My favorite thing is a first edition of Virginia Woolf’s “A Room of One’s Own,” published in 1929. This book is special, not just for the startling beauty of Woolf’s writing, but also as an artifact that speaks to Woolf’s life and her philosophies about gender.

At first glance, one is struck by the artwork on the cover. This woodcut was created by Woolf’s sister Vanessa Bell, a painter and interior designer. The book was published by Woolf herself and her husband, novelist Leonard Woolf.

In “A Room of One’s Own,” Woolf argues that the socioeconomic privileges and freedoms enjoyed by male writers must be extended to women authors as well. A room of one’s own is a space of independence and creativity. Without even reading the text, one has proof of Woolf’s argument regarding women’s independence: here is a book written by a woman, illustrated by a woman and published by a woman’s independent press.
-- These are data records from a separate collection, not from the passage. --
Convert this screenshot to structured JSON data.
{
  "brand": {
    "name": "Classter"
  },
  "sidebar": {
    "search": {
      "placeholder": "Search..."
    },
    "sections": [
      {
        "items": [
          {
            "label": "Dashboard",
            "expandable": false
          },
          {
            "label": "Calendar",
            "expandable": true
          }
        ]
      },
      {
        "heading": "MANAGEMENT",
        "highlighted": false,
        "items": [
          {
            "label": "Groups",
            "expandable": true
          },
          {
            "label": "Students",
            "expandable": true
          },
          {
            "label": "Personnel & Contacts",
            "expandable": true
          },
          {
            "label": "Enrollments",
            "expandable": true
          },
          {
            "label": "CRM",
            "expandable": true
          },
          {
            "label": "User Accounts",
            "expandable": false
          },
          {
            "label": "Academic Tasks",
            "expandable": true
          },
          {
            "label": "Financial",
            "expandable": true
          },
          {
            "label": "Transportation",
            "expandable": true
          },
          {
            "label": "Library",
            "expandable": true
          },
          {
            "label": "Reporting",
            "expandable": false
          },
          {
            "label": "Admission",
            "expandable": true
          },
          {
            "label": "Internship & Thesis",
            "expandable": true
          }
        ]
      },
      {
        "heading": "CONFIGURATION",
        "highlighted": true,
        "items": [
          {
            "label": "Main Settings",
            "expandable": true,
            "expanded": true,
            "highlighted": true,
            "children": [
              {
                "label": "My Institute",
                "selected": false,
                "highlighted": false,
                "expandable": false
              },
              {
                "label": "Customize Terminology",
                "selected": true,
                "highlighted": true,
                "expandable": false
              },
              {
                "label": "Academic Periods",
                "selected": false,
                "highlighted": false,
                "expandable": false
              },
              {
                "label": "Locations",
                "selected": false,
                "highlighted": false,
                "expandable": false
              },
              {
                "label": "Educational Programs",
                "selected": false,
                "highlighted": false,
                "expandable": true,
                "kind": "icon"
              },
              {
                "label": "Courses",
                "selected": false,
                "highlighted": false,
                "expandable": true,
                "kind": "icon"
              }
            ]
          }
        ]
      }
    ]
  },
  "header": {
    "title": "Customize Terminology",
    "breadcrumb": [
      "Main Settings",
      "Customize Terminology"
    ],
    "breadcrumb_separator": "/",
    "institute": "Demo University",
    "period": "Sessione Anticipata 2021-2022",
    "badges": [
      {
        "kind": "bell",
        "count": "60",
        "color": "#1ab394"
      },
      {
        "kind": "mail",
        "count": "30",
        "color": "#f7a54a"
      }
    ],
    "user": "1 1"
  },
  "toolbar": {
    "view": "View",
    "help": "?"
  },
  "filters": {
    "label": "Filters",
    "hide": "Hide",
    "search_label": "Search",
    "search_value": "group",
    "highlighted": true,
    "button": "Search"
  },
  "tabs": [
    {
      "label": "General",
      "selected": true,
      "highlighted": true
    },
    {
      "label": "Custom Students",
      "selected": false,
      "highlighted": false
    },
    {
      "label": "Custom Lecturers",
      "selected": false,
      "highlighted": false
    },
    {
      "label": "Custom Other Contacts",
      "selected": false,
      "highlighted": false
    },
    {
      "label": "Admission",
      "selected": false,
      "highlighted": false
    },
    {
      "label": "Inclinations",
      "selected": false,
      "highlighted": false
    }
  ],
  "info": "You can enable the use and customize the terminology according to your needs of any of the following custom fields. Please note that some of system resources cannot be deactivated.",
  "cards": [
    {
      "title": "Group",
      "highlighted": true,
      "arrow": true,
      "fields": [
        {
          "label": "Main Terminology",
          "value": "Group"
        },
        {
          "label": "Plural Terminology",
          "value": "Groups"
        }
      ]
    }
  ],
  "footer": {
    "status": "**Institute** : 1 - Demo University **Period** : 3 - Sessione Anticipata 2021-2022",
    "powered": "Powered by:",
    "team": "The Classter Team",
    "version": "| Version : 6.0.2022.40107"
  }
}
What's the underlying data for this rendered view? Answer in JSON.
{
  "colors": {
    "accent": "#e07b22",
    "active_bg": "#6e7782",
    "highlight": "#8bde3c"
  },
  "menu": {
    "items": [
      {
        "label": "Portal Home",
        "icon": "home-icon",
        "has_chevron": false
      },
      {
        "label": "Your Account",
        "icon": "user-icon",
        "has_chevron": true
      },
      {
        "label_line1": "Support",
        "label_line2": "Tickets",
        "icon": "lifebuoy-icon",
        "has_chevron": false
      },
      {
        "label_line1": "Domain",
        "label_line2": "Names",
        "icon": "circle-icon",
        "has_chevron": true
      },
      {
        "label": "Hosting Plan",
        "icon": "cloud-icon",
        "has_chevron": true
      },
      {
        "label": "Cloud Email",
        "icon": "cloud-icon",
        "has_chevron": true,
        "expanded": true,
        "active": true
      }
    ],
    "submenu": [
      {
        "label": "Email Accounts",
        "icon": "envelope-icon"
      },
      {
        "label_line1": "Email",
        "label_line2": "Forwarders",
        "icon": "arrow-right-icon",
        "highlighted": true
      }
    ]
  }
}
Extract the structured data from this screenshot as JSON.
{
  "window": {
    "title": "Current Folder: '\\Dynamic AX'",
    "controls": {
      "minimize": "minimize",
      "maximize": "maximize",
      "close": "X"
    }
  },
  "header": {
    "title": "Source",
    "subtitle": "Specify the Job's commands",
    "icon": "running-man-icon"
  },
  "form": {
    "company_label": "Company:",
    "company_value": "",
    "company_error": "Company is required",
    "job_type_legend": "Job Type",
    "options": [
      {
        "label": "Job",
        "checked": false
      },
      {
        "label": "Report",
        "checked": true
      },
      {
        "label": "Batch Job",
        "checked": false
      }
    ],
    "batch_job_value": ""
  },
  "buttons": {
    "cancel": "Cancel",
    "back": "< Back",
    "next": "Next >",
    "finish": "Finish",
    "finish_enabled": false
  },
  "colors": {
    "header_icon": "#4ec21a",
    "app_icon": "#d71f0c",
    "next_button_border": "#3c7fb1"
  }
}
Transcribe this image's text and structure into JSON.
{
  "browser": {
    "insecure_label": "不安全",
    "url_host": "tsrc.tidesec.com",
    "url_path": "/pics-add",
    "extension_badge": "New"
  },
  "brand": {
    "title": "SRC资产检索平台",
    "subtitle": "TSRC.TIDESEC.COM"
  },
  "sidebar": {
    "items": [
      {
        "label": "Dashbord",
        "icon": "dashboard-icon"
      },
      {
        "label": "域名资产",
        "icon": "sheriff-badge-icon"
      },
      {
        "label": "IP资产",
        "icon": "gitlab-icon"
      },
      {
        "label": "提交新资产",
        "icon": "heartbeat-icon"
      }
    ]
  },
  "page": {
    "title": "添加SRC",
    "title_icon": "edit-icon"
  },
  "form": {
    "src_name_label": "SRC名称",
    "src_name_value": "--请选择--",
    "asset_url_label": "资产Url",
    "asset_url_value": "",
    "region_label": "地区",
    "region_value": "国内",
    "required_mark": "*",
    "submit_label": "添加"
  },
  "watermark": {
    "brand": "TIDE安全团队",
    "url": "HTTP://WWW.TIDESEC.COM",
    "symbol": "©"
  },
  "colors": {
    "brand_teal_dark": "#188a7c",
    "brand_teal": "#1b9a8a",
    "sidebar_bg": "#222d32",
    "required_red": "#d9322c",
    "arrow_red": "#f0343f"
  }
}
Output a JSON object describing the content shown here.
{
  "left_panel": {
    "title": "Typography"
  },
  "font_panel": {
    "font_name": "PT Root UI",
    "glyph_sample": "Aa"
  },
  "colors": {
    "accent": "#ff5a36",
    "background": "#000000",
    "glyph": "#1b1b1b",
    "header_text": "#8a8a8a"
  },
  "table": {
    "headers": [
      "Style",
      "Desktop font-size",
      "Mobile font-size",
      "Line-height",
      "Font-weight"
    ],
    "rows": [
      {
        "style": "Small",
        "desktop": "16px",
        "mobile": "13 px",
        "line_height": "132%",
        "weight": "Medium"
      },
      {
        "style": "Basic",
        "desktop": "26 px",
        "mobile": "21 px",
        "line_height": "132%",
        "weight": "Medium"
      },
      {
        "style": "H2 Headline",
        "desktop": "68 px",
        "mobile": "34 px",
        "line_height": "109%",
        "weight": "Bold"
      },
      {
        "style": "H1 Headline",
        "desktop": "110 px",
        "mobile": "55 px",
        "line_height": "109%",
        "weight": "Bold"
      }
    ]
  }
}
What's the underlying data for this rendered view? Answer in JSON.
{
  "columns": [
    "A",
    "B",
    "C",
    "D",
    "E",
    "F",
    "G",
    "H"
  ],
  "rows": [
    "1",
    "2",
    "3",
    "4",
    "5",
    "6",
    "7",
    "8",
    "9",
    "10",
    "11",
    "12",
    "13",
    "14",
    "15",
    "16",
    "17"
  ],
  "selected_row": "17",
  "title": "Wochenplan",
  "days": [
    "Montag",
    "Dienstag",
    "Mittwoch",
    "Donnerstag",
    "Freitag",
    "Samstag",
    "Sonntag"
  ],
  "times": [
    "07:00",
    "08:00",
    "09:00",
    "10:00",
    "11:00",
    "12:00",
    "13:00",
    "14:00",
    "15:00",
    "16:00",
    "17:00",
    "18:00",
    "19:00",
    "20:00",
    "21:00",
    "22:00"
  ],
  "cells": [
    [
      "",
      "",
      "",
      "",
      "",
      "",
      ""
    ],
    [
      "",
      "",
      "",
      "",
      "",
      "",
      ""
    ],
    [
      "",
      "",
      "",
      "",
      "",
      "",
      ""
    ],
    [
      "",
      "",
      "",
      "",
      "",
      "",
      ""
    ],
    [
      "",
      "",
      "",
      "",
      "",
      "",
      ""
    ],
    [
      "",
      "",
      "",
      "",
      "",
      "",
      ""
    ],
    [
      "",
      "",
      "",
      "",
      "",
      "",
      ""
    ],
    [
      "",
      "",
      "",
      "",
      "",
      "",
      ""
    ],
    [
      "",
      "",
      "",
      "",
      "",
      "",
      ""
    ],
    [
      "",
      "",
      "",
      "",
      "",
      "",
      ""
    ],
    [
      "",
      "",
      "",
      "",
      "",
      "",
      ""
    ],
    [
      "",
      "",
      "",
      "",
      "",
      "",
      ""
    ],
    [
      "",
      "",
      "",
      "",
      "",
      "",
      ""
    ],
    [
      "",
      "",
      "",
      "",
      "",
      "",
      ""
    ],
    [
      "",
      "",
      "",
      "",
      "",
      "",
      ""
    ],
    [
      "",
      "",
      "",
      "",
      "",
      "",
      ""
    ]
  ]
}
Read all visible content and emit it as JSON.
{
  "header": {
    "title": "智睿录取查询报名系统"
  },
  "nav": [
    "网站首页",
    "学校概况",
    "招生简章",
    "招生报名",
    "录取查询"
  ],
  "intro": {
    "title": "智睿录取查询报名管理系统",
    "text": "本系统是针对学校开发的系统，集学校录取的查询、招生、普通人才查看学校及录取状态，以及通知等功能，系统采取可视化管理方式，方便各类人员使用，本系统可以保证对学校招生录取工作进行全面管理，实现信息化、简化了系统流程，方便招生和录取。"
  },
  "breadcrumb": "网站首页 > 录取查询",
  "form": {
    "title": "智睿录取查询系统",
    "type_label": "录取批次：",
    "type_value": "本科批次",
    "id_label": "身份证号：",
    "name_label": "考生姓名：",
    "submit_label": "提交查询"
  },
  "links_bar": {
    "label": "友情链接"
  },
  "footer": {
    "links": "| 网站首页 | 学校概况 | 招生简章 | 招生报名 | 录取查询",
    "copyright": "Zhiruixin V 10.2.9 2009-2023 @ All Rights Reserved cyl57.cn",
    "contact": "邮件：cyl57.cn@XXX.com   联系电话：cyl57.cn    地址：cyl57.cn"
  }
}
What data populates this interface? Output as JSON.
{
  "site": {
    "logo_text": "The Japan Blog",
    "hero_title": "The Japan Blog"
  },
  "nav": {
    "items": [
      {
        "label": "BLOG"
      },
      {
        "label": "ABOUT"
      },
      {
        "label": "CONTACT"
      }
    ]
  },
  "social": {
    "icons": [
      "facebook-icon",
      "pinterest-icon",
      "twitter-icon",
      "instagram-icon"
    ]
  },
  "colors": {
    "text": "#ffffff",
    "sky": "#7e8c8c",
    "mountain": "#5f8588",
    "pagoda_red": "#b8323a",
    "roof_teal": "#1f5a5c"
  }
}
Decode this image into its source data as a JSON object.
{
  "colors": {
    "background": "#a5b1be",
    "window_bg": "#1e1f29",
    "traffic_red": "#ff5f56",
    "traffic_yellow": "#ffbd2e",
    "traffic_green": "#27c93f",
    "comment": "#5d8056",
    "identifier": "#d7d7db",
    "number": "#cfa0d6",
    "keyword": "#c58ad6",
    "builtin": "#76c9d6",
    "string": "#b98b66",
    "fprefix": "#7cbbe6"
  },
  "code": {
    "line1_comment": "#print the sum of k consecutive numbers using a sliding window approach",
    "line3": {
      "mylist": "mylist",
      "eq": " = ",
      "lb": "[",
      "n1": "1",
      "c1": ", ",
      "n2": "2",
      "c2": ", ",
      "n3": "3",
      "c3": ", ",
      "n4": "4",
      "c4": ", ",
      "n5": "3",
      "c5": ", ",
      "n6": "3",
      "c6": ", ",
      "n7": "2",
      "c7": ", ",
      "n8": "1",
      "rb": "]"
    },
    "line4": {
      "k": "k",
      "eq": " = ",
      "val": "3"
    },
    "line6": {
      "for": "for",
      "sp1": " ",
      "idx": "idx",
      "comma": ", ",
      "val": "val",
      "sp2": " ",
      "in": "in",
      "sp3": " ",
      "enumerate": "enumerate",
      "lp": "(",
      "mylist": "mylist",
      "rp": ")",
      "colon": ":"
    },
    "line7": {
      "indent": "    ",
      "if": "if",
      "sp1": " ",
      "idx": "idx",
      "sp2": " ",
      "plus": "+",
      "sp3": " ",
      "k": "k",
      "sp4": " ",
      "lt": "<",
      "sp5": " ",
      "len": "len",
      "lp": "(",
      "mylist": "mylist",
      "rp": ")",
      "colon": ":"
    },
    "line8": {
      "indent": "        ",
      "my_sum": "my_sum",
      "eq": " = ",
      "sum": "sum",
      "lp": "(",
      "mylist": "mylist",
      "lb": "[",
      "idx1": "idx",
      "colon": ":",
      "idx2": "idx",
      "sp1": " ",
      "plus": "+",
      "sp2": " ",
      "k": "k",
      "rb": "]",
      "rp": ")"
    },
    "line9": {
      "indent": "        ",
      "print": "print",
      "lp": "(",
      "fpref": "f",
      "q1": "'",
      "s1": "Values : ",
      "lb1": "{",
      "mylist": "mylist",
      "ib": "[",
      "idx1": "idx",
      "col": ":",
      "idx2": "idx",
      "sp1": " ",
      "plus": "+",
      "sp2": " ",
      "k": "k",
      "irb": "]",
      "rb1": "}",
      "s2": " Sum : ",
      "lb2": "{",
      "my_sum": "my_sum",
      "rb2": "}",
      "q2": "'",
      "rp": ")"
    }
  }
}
The book is powerful as literature because of its stunning poetic language and its ardent feminism. It’s powerful as an object because it literally embodies Woolf’s claim to independence.

The lovely little volume is very delicately worn and has that warm scent of old paper and ink. I like to imagine the many hands it’s passed through before very, fortunately, landing in mine. My exceptionally kind and giving parents bought me the book during my mad Woolf phase, which has lasted at least two decades. Very happily, I now have the amazing opportunity to teach Woolf’s texts, including this one. I bring in my book every semester, so it passes through my students’ hands, as well.

I choose this book because it’s an object that gives me great joy just to look at and imagine its history from when it left Woolf’s press and came to rest in Lansing with me. Woolf’s writing is immensely meaningful to me as a feminist and as a lover of literature. Reading her work quite literally moves me to tears sometimes, even in the classroom. How embarrassing!

Virginia Woolf’s writing has inspired me politically, creatively and personally. That I can hold one of her books in my hands is both empowering and exceptionally moving.